The situation here is very different than the example you stated. The battery, oscillator are very much a part of the system.
You can leave out the minor things which don't interfere in energy transfer, such as the drive circuit, probes etc.

Partial analysis is ok only if the part is reasonably isolated from the energy transfer path, else you may get an incorrect result.

[Omnibus]

Yeah, I know, but remember, we're interested in the power balance of this particular circuit (the RC circuit). You realize, of course, that other circuits powered by the same system won't demonstrate OU. In this sense the powering unit isn't part of the studied circuit.

[Omega_0]

I suggest you take an expert's opinion on whether to consider the signs or absolute values.

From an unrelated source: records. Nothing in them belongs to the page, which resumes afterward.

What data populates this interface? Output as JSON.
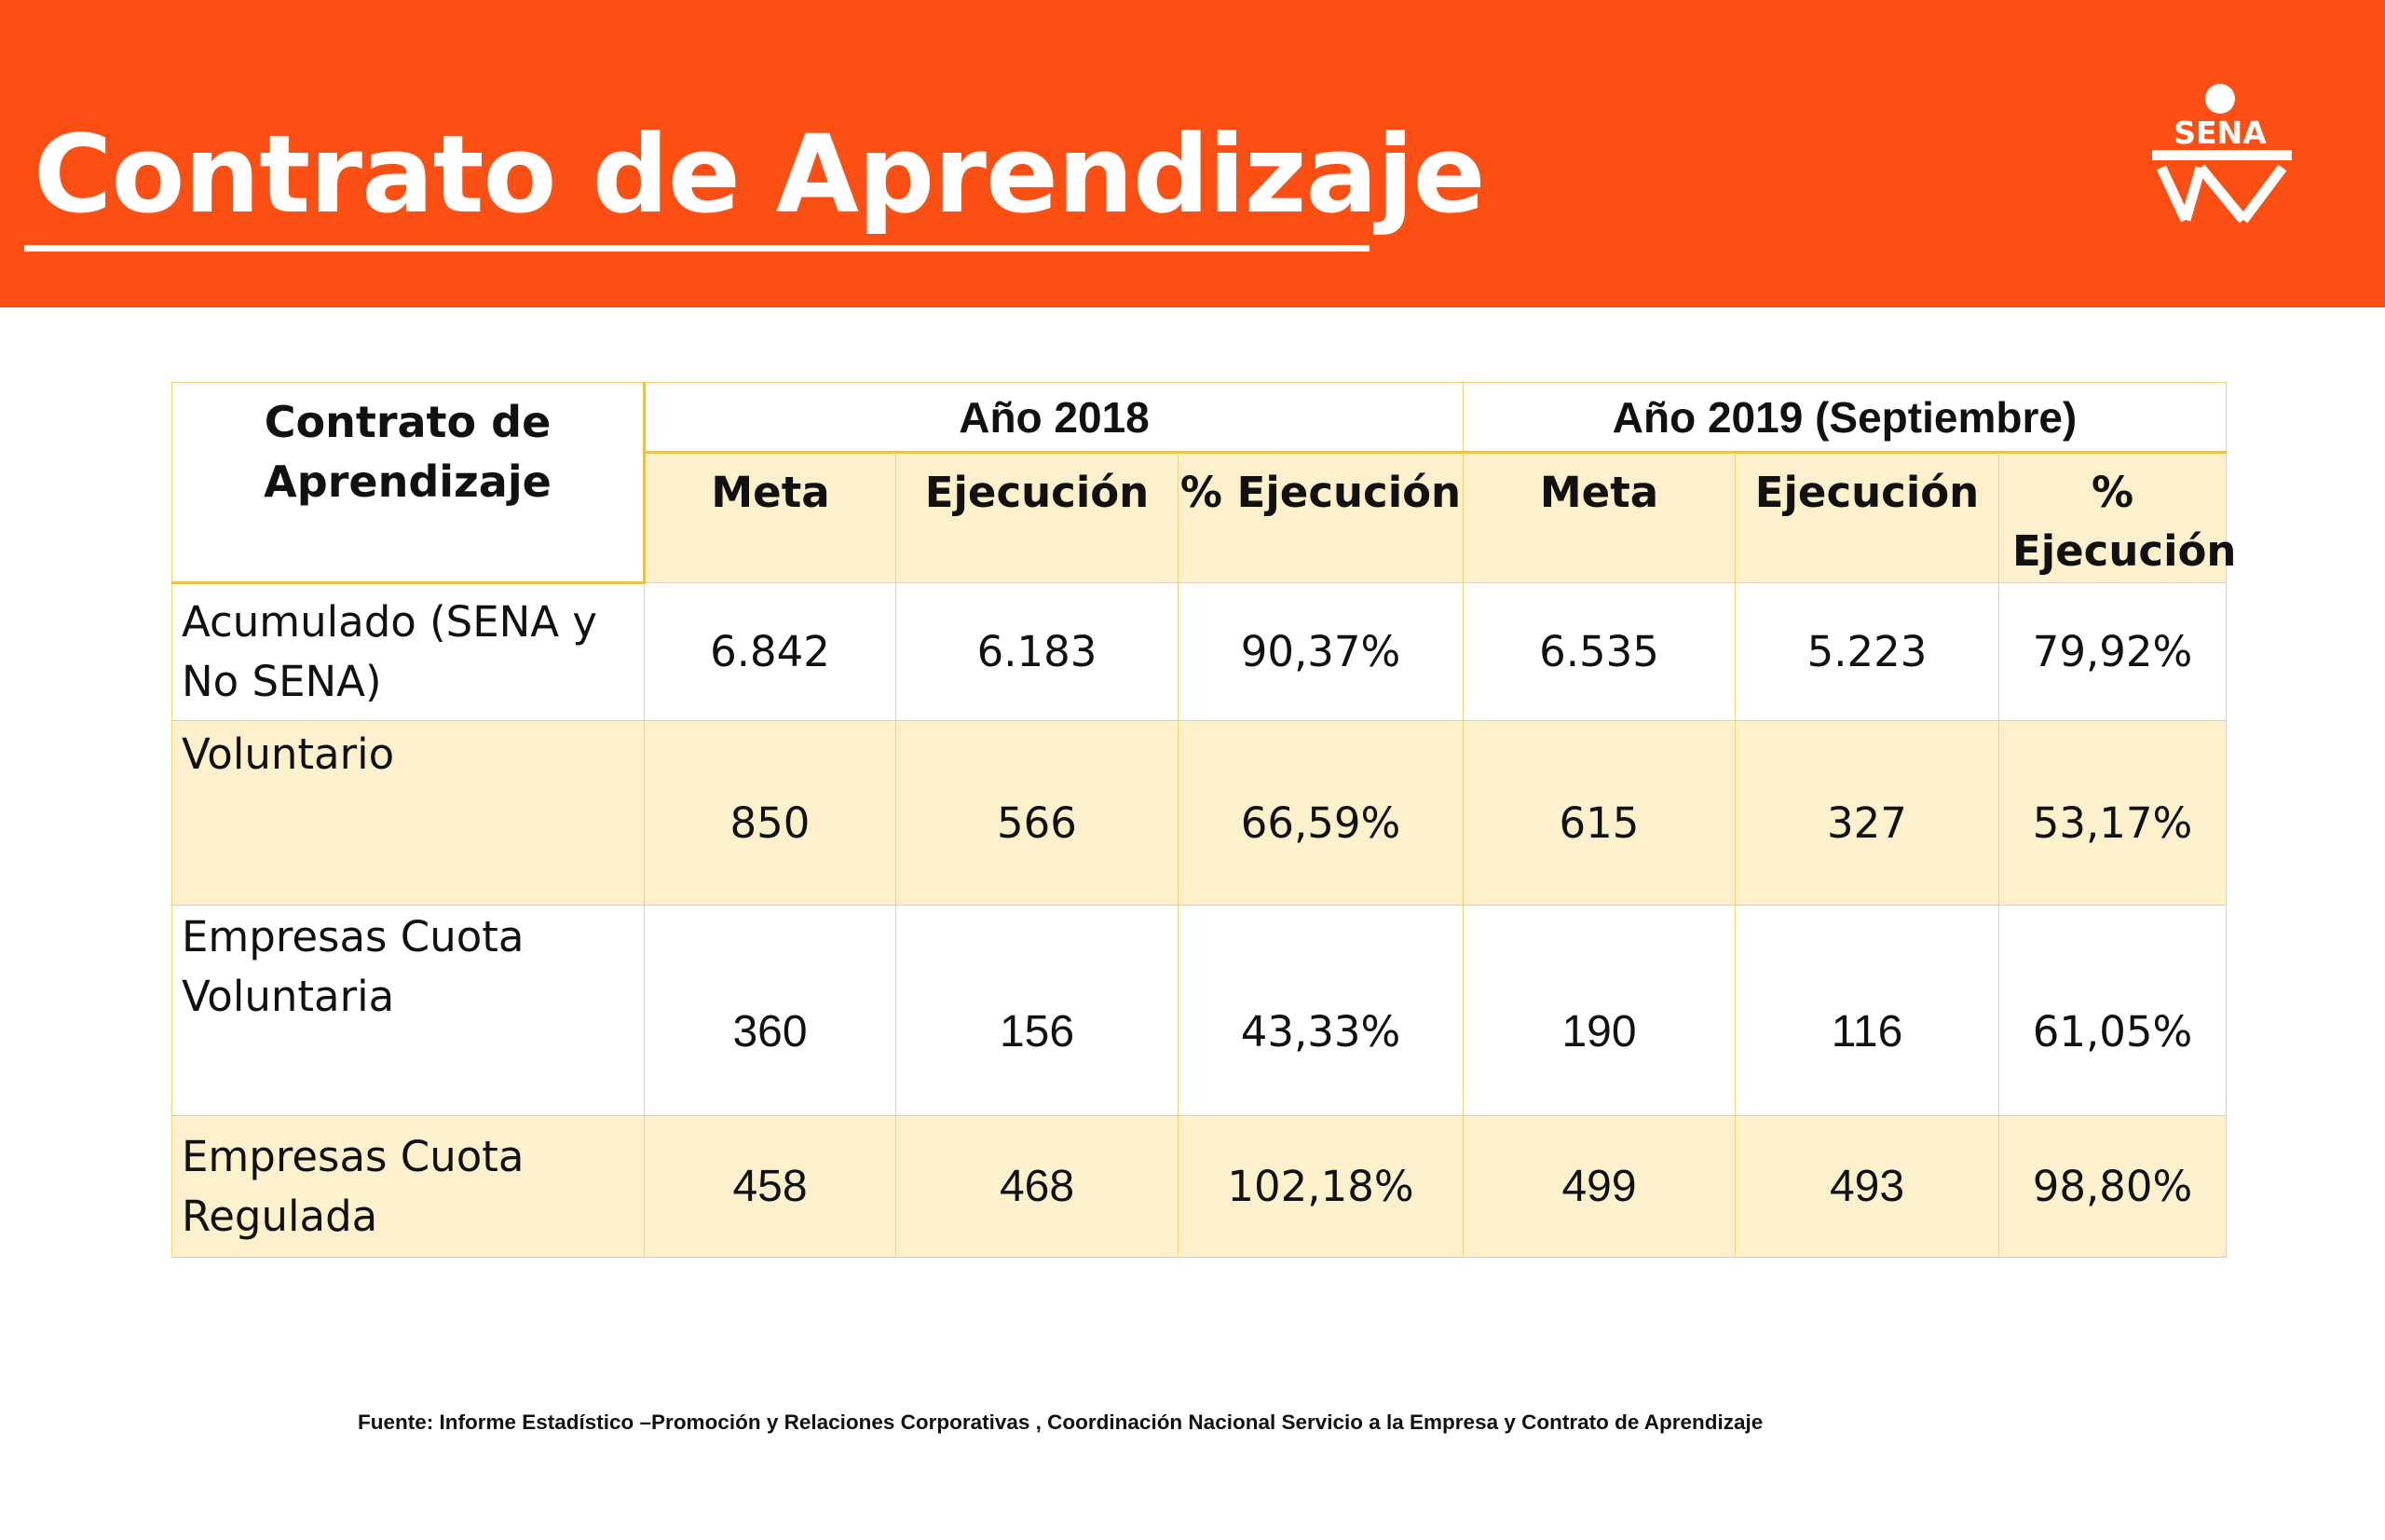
{
  "header": {
    "title": "Contrato de Aprendizaje",
    "logo_text": "SENA",
    "background_color": "#fb4f14"
  },
  "table": {
    "corner_label": "Contrato de Aprendizaje",
    "years": [
      "Año 2018",
      "Año 2019 (Septiembre)"
    ],
    "subheaders": [
      "Meta",
      "Ejecución",
      "% Ejecución",
      "Meta",
      "Ejecución",
      "% Ejecución"
    ],
    "rows": [
      {
        "label": "Acumulado (SENA y No SENA)",
        "values": [
          "6.842",
          "6.183",
          "90,37%",
          "6.535",
          "5.223",
          "79,92%"
        ]
      },
      {
        "label": "Voluntario",
        "values": [
          "850",
          "566",
          "66,59%",
          "615",
          "327",
          "53,17%"
        ]
      },
      {
        "label": "Empresas Cuota Voluntaria",
        "values": [
          "360",
          "156",
          "43,33%",
          "190",
          "116",
          "61,05%"
        ]
      },
      {
        "label": "Empresas Cuota Regulada",
        "values": [
          "458",
          "468",
          "102,18%",
          "499",
          "493",
          "98,80%"
        ]
      }
    ]
  },
  "footer": {
    "source": "Fuente: Informe Estadístico –Promoción y Relaciones Corporativas , Coordinación Nacional Servicio a la Empresa y Contrato de Aprendizaje"
  }
}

Because if abs values make the ratio unity, it can be significant. Had the abs value lead to some other ratio, we could have dumped the issue.

Ultimately the whole energy cost must be calculated to have an usable OU. Analysis of a part may show OU, but the whole system may be simply consuming energy instead of generating it.

Its like a roller coaster, it goes up sometimes, if you see a small part of the track, but overall scene shows that it is always going down. It will be good if you invite comments from experts in this field.

[Omnibus]

Yes, I've done that. And, also that's common sense. Recall that example I gave you with the reactive elements. If you take the absolute values you'll see energy dissipation in the reactive elements (we're talking a full sine cycle without offset, not somewhere in between the cycle as in your roller coaster example). You know very well that that's not the case -- dissipation occurs only in the active element.

[Omega_0]

There is no doubt about that, a reactive element will never consume any energy, offset or no offset.

It however consumes reactive power, which is V*I, which is needed to "drive" it. So its ok to consider its sign here. The reactive energy drives the element and comes back. Net reactive energy consumed is zero.

The "real" power equivalent of V*I is the equivalent thermodynamic heat generated per second by this voltage and current in a resistance of value V/I. The sign here is meaningless, as heat is a scaler thing.

So when comparing the power in load resistor and "real" power of the source, engineers discard the sign. What you are doing here is comparing reactive power with real power. IMO, this may not be correct, but I lack the expertise to confirm this, so I told you to consult a more knowledgeable person.

I will be very interested in knowing your question and the answer.